Der Förderkreis Synagoge Fellheim wurde 2010 gegründet. Die Geschichte des Förderkreises beginnt aber eigentlich schon 2001 im Rahmen der Dorferneuerung beziehungsweise mit der Gründung des Arbeitskreises Geschichte, Brauchtum und Chronik.
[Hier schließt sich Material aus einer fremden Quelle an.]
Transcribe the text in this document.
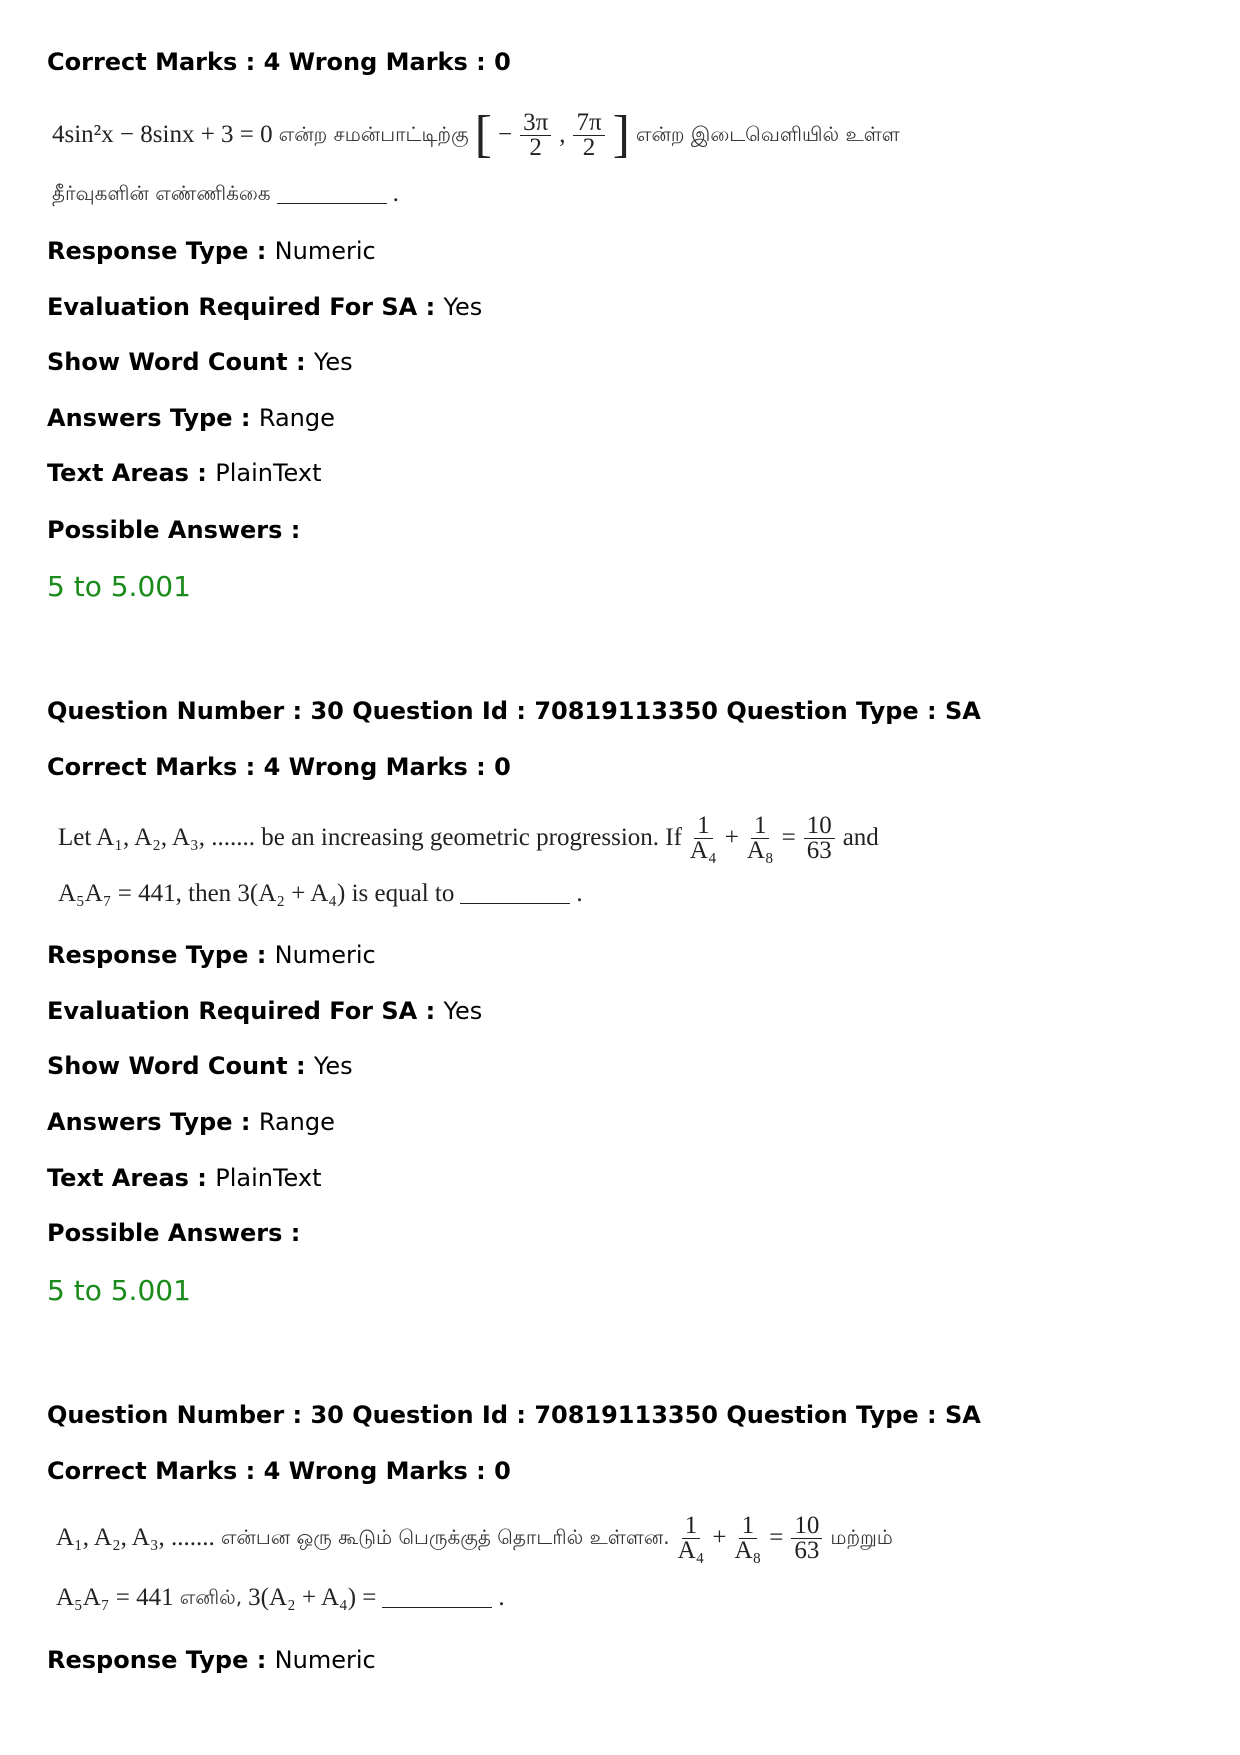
Correct Marks : 4 Wrong Marks : 0
4sin²x − 8sinx + 3 = 0 என்ற சமன்பாட்டிற்கு [ − $\frac{3\pi}{2}$ , $\frac{7\pi}{2}$ ] என்ற இடைவெளியில் உள்ள
தீர்வுகளின் எண்ணிக்கை	.
Response Type : Numeric
Evaluation Required For SA : Yes
Show Word Count : Yes
Answers Type : Range
Text Areas : PlainText
Possible Answers :
5 to 5.001
Question Number : 30 Question Id : 70819113350 Question Type : SA
Correct Marks : 4 Wrong Marks : 0
Let A₁, A₂, A₃, ....... be an increasing geometric progression. If $\frac{1}{\text{A₄}} + \frac{1}{\text{A₈}} = \frac{10}{63}$ and
A₅A₇ = 441, then 3(A₂ + A₄) is equal to	.
Response Type : Numeric
Evaluation Required For SA : Yes
Show Word Count : Yes
Answers Type : Range
Text Areas : PlainText
Possible Answers :
5 to 5.001
Question Number : 30 Question Id : 70819113350 Question Type : SA
Correct Marks : 4 Wrong Marks : 0
A₁, A₂, A₃, ....... என்பன ஒரு கூடும் பெருக்குத் தொடரில் உள்ளன. $\frac{1}{\text{A₄}} + \frac{1}{\text{A₈}} = \frac{10}{63}$ மற்றும்
A₅A₇ = 441 எனில், 3(A₂ + A₄) =	.
Response Type : Numeric
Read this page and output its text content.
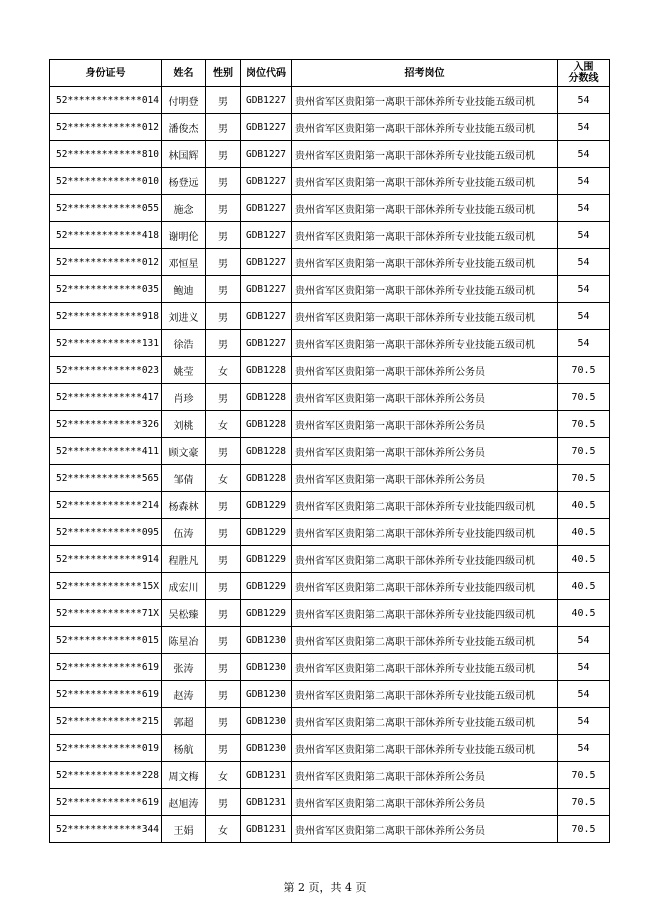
身份证号	姓名	性别	岗位代码	招考岗位	入围
分数线

52*************014	付明登	男	GDB1227	贵州省军区贵阳第一离职干部休养所专业技能五级司机	54
52*************012	潘俊杰	男	GDB1227	贵州省军区贵阳第一离职干部休养所专业技能五级司机	54
52*************810	林国辉	男	GDB1227	贵州省军区贵阳第一离职干部休养所专业技能五级司机	54
52*************010	杨登远	男	GDB1227	贵州省军区贵阳第一离职干部休养所专业技能五级司机	54
52*************055	施念	男	GDB1227	贵州省军区贵阳第一离职干部休养所专业技能五级司机	54
52*************418	谢明伦	男	GDB1227	贵州省军区贵阳第一离职干部休养所专业技能五级司机	54
52*************012	邓恒星	男	GDB1227	贵州省军区贵阳第一离职干部休养所专业技能五级司机	54
52*************035	鲍迪	男	GDB1227	贵州省军区贵阳第一离职干部休养所专业技能五级司机	54
52*************918	刘进义	男	GDB1227	贵州省军区贵阳第一离职干部休养所专业技能五级司机	54
52*************131	徐浩	男	GDB1227	贵州省军区贵阳第一离职干部休养所专业技能五级司机	54
52*************023	姚莹	女	GDB1228	贵州省军区贵阳第一离职干部休养所公务员	70.5
52*************417	肖珍	男	GDB1228	贵州省军区贵阳第一离职干部休养所公务员	70.5
52*************326	刘桃	女	GDB1228	贵州省军区贵阳第一离职干部休养所公务员	70.5
52*************411	顾文豪	男	GDB1228	贵州省军区贵阳第一离职干部休养所公务员	70.5
52*************565	邹倩	女	GDB1228	贵州省军区贵阳第一离职干部休养所公务员	70.5
52*************214	杨森林	男	GDB1229	贵州省军区贵阳第二离职干部休养所专业技能四级司机	40.5
52*************095	伍涛	男	GDB1229	贵州省军区贵阳第二离职干部休养所专业技能四级司机	40.5
52*************914	程胜凡	男	GDB1229	贵州省军区贵阳第二离职干部休养所专业技能四级司机	40.5
52*************15X	成宏川	男	GDB1229	贵州省军区贵阳第二离职干部休养所专业技能四级司机	40.5
52*************71X	吴松臻	男	GDB1229	贵州省军区贵阳第二离职干部休养所专业技能四级司机	40.5
52*************015	陈星冶	男	GDB1230	贵州省军区贵阳第二离职干部休养所专业技能五级司机	54
52*************619	张涛	男	GDB1230	贵州省军区贵阳第二离职干部休养所专业技能五级司机	54
52*************619	赵涛	男	GDB1230	贵州省军区贵阳第二离职干部休养所专业技能五级司机	54
52*************215	郭超	男	GDB1230	贵州省军区贵阳第二离职干部休养所专业技能五级司机	54
52*************019	杨航	男	GDB1230	贵州省军区贵阳第二离职干部休养所专业技能五级司机	54
52*************228	周文梅	女	GDB1231	贵州省军区贵阳第二离职干部休养所公务员	70.5
52*************619	赵旭涛	男	GDB1231	贵州省军区贵阳第二离职干部休养所公务员	70.5
52*************344	王娟	女	GDB1231	贵州省军区贵阳第二离职干部休养所公务员	70.5
第 2 页，共 4 页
Herz und Motor dieses Arbeitskreises waren Christian Herrmann und Johann Müller. „Beide haben über viele Jahre hinweg unbeirrbar und mit viel Herzblut darauf hingearbeitet, dass die Synagoge wieder zu neuem Leben erweckt wird und einen ehrenvollen Platz in Fellheim einnimmt“, sagt die Vorsitzende Ellen Neuschel.
Dass das nicht immer leicht war, gibt Christian Herrmann, der von 2010 bis 2019 Vereinsvorsitzender war und seither als stellvertretender Vorsitzender tätig ist, unumwunden zu. „Das Vorhaben, den Um- und Rückbau der ehemaligen Synagoge voranzutreiben, klang zur damaligen Zeit schon ein bisschen wie eine absurde und etwas abgehobene Idee, die sich nur die wenigsten Mitbürger wirklich vorstellen konnten“. Dementsprechend habe es anfangs nicht nur Befürworter gegeben.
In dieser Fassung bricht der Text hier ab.